Teapot Island was a teapot museum in Kent, England. The museum grew from the personal teapot collection of owner Sue Blazye, which started when her grandmother gave her a teapot in 1983, encouraging other family members and friends to do the same.

==History==
After Sue Blayze acquired her first teapot in 1983 - a terracotta clay teapot with painted flowers, her collection grew and eventually led to her needing a larger space to house it. She established Teapot Island in Yalding, in November 2002. The building used for the collection used to be a cafe called the Riverside Diner, which had been in operation since the 1950s.
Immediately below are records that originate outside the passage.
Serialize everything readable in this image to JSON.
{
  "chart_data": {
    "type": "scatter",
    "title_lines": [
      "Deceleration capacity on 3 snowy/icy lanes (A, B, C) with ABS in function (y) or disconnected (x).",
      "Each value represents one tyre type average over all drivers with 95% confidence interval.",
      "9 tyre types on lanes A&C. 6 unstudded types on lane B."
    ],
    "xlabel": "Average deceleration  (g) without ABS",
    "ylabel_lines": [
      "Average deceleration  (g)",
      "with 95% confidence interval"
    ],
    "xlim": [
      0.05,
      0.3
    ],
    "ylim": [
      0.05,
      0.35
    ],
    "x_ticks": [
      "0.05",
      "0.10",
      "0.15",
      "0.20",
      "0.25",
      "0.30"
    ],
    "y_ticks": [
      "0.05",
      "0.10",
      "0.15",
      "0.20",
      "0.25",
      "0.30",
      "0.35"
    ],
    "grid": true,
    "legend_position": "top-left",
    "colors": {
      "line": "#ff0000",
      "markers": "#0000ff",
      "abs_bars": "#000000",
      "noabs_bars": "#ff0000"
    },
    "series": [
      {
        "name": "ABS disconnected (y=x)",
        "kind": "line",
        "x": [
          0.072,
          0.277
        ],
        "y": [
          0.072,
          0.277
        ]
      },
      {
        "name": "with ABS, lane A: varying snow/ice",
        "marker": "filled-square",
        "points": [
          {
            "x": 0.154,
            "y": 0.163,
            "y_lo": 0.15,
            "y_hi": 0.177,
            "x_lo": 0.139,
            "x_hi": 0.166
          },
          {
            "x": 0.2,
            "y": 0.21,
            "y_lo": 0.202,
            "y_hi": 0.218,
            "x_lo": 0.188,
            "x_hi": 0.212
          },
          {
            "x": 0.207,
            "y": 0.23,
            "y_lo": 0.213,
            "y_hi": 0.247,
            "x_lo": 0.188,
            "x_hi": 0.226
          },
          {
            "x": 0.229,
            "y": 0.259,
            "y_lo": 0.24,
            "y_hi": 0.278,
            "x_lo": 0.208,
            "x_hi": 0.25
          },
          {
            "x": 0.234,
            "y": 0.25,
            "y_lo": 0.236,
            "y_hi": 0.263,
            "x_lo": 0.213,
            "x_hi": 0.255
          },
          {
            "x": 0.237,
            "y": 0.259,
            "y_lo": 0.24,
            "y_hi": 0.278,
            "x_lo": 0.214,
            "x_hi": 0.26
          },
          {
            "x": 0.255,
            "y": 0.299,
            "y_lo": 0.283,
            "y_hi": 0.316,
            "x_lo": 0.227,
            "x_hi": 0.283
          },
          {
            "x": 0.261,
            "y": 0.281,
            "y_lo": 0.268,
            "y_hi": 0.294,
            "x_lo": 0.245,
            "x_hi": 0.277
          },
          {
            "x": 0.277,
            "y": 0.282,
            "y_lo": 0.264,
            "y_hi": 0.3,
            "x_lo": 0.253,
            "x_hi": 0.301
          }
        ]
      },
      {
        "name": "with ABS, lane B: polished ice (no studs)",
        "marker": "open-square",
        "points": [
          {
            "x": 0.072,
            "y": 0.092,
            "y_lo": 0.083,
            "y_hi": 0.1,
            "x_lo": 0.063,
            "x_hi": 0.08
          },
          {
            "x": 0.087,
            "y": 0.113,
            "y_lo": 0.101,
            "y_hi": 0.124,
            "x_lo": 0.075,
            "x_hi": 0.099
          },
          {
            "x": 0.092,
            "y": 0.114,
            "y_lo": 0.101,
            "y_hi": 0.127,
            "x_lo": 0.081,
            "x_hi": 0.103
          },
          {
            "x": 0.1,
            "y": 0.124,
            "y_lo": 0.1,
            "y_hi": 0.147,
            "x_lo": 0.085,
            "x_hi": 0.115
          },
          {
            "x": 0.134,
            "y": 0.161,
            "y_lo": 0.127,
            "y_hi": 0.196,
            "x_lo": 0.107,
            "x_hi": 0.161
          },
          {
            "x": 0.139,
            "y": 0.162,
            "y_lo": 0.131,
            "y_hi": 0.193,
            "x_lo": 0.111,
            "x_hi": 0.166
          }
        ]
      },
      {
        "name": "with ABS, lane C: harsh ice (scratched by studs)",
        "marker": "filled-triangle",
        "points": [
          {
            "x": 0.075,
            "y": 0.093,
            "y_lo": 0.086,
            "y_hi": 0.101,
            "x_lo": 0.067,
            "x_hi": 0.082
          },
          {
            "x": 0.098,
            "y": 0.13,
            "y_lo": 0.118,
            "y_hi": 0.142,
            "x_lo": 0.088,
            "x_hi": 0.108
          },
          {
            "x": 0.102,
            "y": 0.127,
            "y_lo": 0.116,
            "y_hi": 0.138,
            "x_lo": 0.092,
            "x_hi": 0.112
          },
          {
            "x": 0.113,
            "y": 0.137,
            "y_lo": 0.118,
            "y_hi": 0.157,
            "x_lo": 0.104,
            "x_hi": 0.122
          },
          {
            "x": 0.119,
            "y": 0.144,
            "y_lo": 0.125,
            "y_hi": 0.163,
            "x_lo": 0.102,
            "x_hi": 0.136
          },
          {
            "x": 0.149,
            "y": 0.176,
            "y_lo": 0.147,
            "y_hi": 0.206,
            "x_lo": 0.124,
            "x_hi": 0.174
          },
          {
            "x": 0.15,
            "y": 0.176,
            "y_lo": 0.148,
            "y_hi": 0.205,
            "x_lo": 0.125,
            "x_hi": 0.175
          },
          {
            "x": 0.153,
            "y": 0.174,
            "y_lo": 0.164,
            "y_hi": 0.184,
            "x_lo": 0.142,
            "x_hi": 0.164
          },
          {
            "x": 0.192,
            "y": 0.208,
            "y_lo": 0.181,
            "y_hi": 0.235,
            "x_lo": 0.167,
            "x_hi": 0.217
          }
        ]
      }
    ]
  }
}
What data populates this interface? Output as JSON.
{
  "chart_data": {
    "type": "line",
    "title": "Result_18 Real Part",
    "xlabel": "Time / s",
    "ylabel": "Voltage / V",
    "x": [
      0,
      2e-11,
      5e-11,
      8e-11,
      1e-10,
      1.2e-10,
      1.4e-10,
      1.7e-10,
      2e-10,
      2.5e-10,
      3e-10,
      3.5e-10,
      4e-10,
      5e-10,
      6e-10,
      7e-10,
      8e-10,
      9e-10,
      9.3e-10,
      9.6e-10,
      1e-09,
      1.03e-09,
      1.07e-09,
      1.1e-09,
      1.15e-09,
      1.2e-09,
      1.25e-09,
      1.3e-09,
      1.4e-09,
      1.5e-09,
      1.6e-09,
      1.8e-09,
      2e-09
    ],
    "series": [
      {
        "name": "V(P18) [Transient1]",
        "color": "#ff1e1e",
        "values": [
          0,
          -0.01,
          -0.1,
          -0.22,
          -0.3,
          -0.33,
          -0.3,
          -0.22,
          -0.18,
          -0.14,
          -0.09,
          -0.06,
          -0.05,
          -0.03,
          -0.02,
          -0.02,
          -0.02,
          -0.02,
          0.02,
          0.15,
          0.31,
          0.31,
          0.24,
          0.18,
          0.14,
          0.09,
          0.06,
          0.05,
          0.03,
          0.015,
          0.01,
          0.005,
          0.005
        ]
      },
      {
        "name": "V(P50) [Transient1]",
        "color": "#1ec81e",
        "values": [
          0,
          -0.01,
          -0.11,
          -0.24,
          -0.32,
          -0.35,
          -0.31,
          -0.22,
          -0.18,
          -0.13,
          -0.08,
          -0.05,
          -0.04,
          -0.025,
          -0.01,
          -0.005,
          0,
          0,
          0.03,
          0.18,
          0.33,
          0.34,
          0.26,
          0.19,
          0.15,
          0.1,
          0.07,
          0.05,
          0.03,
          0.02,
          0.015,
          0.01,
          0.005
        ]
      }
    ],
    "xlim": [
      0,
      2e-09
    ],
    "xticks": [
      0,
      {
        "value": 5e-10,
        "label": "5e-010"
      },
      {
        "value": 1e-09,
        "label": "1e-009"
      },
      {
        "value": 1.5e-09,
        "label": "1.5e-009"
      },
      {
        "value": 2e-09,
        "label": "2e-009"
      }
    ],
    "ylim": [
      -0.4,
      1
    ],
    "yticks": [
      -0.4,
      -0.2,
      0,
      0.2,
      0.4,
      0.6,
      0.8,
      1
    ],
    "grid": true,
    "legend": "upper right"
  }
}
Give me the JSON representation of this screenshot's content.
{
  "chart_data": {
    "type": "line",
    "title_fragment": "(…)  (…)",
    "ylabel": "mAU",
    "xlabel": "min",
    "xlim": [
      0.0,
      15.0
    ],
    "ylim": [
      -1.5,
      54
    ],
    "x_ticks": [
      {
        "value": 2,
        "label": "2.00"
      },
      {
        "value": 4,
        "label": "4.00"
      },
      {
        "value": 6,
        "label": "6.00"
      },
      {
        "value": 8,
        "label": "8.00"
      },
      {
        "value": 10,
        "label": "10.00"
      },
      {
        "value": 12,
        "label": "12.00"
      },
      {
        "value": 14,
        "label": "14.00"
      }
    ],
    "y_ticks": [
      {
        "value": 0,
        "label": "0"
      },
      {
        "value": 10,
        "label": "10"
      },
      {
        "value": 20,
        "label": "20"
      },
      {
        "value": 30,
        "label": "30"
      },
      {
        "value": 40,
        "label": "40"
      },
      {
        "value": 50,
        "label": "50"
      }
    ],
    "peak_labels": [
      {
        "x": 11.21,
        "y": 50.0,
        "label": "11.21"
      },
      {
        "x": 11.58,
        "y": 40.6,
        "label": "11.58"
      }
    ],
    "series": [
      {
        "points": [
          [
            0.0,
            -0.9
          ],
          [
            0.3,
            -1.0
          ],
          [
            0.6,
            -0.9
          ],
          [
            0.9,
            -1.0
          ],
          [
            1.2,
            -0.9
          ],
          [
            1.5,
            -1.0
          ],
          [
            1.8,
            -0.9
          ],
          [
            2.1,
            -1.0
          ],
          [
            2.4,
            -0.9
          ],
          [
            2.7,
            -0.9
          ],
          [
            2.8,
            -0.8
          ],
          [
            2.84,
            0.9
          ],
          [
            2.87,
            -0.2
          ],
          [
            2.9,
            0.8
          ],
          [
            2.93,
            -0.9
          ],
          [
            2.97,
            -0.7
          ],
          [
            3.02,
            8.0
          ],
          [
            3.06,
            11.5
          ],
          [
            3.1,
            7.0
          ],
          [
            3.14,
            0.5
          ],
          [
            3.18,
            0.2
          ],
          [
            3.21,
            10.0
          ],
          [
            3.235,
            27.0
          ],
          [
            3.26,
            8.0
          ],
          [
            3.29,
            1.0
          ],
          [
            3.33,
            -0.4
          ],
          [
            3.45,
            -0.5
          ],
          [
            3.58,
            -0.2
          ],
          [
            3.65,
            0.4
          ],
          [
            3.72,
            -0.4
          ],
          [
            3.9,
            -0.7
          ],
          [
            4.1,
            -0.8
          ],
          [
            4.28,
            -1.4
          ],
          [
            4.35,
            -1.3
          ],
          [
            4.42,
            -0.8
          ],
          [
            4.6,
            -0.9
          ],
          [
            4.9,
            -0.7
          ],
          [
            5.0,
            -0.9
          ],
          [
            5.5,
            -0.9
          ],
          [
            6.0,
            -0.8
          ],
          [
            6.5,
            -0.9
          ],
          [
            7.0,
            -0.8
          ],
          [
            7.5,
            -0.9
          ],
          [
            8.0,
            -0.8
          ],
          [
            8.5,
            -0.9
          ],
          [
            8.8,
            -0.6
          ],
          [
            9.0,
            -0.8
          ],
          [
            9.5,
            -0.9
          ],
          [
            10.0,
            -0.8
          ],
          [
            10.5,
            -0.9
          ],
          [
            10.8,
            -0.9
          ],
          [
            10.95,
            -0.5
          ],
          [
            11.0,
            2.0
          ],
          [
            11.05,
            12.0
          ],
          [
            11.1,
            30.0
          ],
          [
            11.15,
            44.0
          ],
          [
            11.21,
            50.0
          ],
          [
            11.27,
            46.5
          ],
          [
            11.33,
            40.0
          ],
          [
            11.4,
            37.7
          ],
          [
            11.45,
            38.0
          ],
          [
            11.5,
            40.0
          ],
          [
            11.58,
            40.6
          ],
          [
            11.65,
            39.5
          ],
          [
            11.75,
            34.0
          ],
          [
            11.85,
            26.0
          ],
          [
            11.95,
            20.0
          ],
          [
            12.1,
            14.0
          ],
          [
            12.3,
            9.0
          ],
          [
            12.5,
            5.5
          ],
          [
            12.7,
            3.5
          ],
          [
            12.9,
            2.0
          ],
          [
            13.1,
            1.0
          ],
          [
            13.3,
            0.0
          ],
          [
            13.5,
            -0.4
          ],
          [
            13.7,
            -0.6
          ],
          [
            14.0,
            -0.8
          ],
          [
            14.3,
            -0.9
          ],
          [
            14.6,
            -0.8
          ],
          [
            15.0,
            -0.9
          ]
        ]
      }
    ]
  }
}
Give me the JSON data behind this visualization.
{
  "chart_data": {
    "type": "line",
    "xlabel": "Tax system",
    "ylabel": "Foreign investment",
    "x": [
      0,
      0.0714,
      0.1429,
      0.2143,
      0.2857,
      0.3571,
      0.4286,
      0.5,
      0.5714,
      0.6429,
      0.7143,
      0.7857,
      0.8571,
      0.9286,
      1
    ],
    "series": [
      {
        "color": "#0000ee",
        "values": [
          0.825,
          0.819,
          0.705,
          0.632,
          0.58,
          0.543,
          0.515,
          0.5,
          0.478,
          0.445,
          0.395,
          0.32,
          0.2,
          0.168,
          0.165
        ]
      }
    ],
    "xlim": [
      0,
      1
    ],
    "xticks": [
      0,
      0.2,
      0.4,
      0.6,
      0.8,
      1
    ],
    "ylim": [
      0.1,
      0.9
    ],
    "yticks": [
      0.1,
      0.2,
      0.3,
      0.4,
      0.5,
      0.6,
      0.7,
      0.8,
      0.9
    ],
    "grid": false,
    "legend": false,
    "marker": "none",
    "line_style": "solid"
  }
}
The collection stood at over 8,500 teapots in 2024, and was valued at around £250,000.

Teapot Island was featured in the Guinness Book of World Records in 2004, for being the largest collection of teapots. The museum lost this title in 2011, when it was awarded to a man in China with a collection of 30,000. In 2011, the museum was featured in the book Crap Days Out, in which the authors stated: "It's awful if you don't like teapots. But it's probably all right if you do."

In 2014, King Charles III and Queen Camilla visited the museum, with Camilla purchasing a novelty camel teapot as a souvenir.

In 2023 the couple put the property up for sale, stating they wished to retire. The property was initially listed for £950,000, with the price later being reduced to £875,000. The teapot collection was not included in the property sale and was purchased by a Bournemouth collector in 2026.